When I signed up to be the Bike Library LT, I knew nothing about bike maintenance. I loved cycling, and I loved bikes, but I barely knew how to pump up my tire. WD-40? What’s that? Seven months volunteering in the bike library later… Honestly, I still didn’t feel like I knew what I was doing. But as I took stock of what I’d learned, I realized that bike maintenance know-how sneaks up on you even if you don’t realize it (much like chain stretching does!).
Between doing admin and organizational work during my time in the bike library, I got to listen in on Dave (our mechanic) and our volunteers helping our bike library workshop visitors work on their bikes. The team and I organized workshops, which meant I got to go to them, and listened to Dave explain many important parts about maintaining your bike. Over time, I started to pick up the knowledge the team was dropping. The thing about learning bike maintenance, especially by listening in on different explanations, is that there’s so much to learn that when you’re watching Dave replace the ball-bearings in a hub or explain how to replace the housing on the brakes, it feels overwhelming, above your paygrade, and like it’s just going over your head. But because there is so much to learn, there’s no way you listen to a skill once and just get it. You have to build it up, layer by layer, and that’s what I wasn’t seeing. I definitely got about halfway through the year and still felt like I didn’t really know anything… Until a fellow LT asked if I could answer a question about her bike. After my gut reaction of “probably not,” when she asked why her tire kept going flat and how to fix it, to my surprise, I found myself explaining the structure of a bike wheel, what could cause a puncture, and how to get your inner tube out to patch it! Piece by piece, I had picked up that knowledge without even realizing it.
Because many of our workshops are focused on the basics of bike maintenance, and the basic skills were explained again and again in the bike library, I’ve heard the same spiel about how to take off your wheel, replacing inner tubes, lubricating your wheel, etc., a LOT. And it took me each of those repetitions to really understand it to the point where I could explain them myself.
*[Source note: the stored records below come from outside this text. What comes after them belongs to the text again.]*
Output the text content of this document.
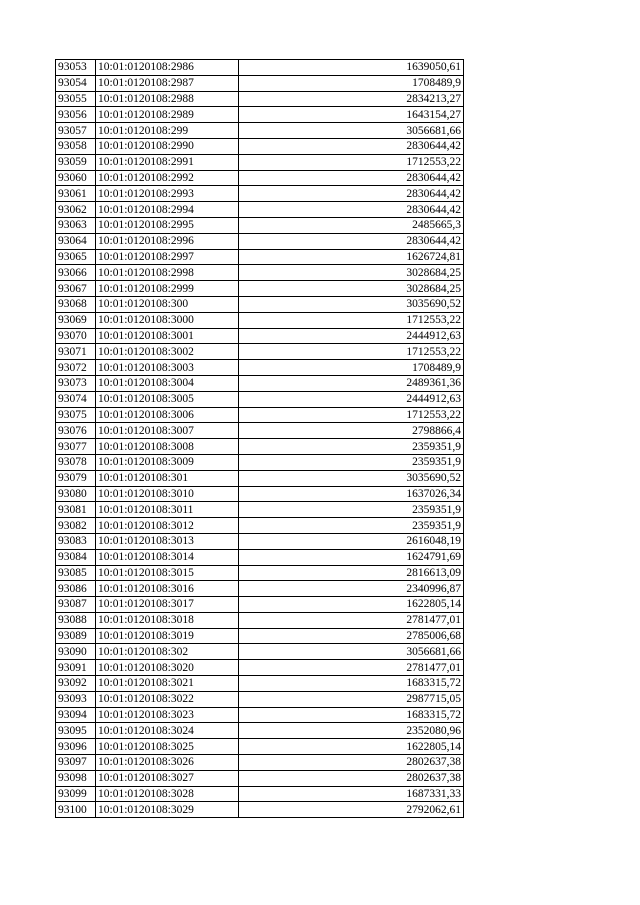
93053	10:01:0120108:2986	1639050,61
93054	10:01:0120108:2987	1708489,9
93055	10:01:0120108:2988	2834213,27
93056	10:01:0120108:2989	1643154,27
93057	10:01:0120108:299	3056681,66
93058	10:01:0120108:2990	2830644,42
93059	10:01:0120108:2991	1712553,22
93060	10:01:0120108:2992	2830644,42
93061	10:01:0120108:2993	2830644,42
93062	10:01:0120108:2994	2830644,42
93063	10:01:0120108:2995	2485665,3
93064	10:01:0120108:2996	2830644,42
93065	10:01:0120108:2997	1626724,81
93066	10:01:0120108:2998	3028684,25
93067	10:01:0120108:2999	3028684,25
93068	10:01:0120108:300	3035690,52
93069	10:01:0120108:3000	1712553,22
93070	10:01:0120108:3001	2444912,63
93071	10:01:0120108:3002	1712553,22
93072	10:01:0120108:3003	1708489,9
93073	10:01:0120108:3004	2489361,36
93074	10:01:0120108:3005	2444912,63
93075	10:01:0120108:3006	1712553,22
93076	10:01:0120108:3007	2798866,4
93077	10:01:0120108:3008	2359351,9
93078	10:01:0120108:3009	2359351,9
93079	10:01:0120108:301	3035690,52
93080	10:01:0120108:3010	1637026,34
93081	10:01:0120108:3011	2359351,9
93082	10:01:0120108:3012	2359351,9
93083	10:01:0120108:3013	2616048,19
93084	10:01:0120108:3014	1624791,69
93085	10:01:0120108:3015	2816613,09
93086	10:01:0120108:3016	2340996,87
93087	10:01:0120108:3017	1622805,14
93088	10:01:0120108:3018	2781477,01
93089	10:01:0120108:3019	2785006,68
93090	10:01:0120108:302	3056681,66
93091	10:01:0120108:3020	2781477,01
93092	10:01:0120108:3021	1683315,72
93093	10:01:0120108:3022	2987715,05
93094	10:01:0120108:3023	1683315,72
93095	10:01:0120108:3024	2352080,96
93096	10:01:0120108:3025	1622805,14
93097	10:01:0120108:3026	2802637,38
93098	10:01:0120108:3027	2802637,38
93099	10:01:0120108:3028	1687331,33
93100	10:01:0120108:3029	2792062,61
There’s no shame in not understanding or absorbing something on the first try – in bike maintenance especially, you have to hear something and physically do it over and over and over until it’s automatic and your hands know what they’re doing.
Although I’m still very much a beginner and have much more to learn, when I look at my bike, all of the individual parts have a lot more meaning to me. I can see how the whole thing works together to create one awesome moving machine, and I know how to approach different problems. Also, maybe most importantly, as Dave says, I know what I don’t know – I know what I need to ask about in order to understand.
So, I hope that if you’re trying to learn more about bike maintenance – which I hope you do – you won’t be discouraged if you feel like you’re not absorbing or learning enough to be able to do anything. It’s a slow process, and it’s a fun one, and I promise you that you’re learning more than you think. And even if you walk away from a session in the workshop only knowing how to change an inner tube, or lubricate your chain, those are valuable skills that’ll serve you well on your journey in bike-riding awesomeness.